International Association for Cryptologic Research

International Association
for Cryptologic Research

IACR News item: 26 January 2016

Gergei Bana, Rohit Chadha
ePrint Report ePrint Report
In recent years, a new approach has been developed for verifying security protocols with the aim of combining the benefits of symbolic attackers and the benefits of unconditional soundness: the technique of the computationally complete symbolic attacker of Bana and Comon (BC). In this paper we argue that the real breakthrough of this technique is the recent introduction of its version for indistinguishability because, with the extensions we introduce here, for the first time, there is a computationally sound symbolic technique that is syntactically strikingly simple, to which translating standard computational security notions is a straightforward matter, and that can be effectively used for verification of not only equivalence properties, but trace properties of protocols as well. We first fully develop the core elements of this newer version by introducing several new axioms. We illustrate the power and the diverse use of the introduced axioms on simple examples first.
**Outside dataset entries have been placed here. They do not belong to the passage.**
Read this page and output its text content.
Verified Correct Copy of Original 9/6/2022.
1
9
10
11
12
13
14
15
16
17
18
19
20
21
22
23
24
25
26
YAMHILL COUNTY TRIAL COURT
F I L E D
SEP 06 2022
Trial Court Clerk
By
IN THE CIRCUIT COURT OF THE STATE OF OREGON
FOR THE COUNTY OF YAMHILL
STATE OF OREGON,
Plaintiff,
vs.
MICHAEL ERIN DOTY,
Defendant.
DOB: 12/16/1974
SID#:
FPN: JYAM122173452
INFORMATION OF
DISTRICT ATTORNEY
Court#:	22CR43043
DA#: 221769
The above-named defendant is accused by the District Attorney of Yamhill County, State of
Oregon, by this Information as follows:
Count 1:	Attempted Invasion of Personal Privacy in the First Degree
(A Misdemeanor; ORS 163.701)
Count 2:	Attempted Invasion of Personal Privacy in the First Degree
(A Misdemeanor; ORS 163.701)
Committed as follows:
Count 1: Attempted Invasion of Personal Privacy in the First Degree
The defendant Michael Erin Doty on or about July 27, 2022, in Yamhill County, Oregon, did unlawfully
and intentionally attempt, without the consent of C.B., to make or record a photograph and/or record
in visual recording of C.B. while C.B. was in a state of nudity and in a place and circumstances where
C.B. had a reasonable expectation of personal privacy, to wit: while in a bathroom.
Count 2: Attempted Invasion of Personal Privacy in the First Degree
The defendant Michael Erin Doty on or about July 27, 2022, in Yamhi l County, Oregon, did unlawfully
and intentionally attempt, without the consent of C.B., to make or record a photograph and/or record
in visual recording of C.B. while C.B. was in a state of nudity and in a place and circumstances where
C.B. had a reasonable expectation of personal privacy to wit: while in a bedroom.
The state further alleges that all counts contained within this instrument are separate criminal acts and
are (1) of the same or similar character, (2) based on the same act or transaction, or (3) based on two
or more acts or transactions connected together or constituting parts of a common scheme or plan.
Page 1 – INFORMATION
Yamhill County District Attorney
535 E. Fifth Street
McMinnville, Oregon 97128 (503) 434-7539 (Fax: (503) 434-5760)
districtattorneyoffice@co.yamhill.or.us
We introduce an axiom expressing the Decisional Diffie-Hellman property. We analyze the Diffie-Hellman key exchange, both in its simplest form and an authenticated version as well. We provide computationally sound verification of real-or-random secrecy of the Diffie-Hellman key exchange protocol for multiple sessions, without any restrictions on the computational implementation other than the DDH assumption. We also show authentication for a simplified version of the station-to-station protocol using UF-CMA assumption for digital signatures. Finally, we axiomatize IND-CPA, IND-CCA1 and IND-CCA2 security properties and illustrate their usage.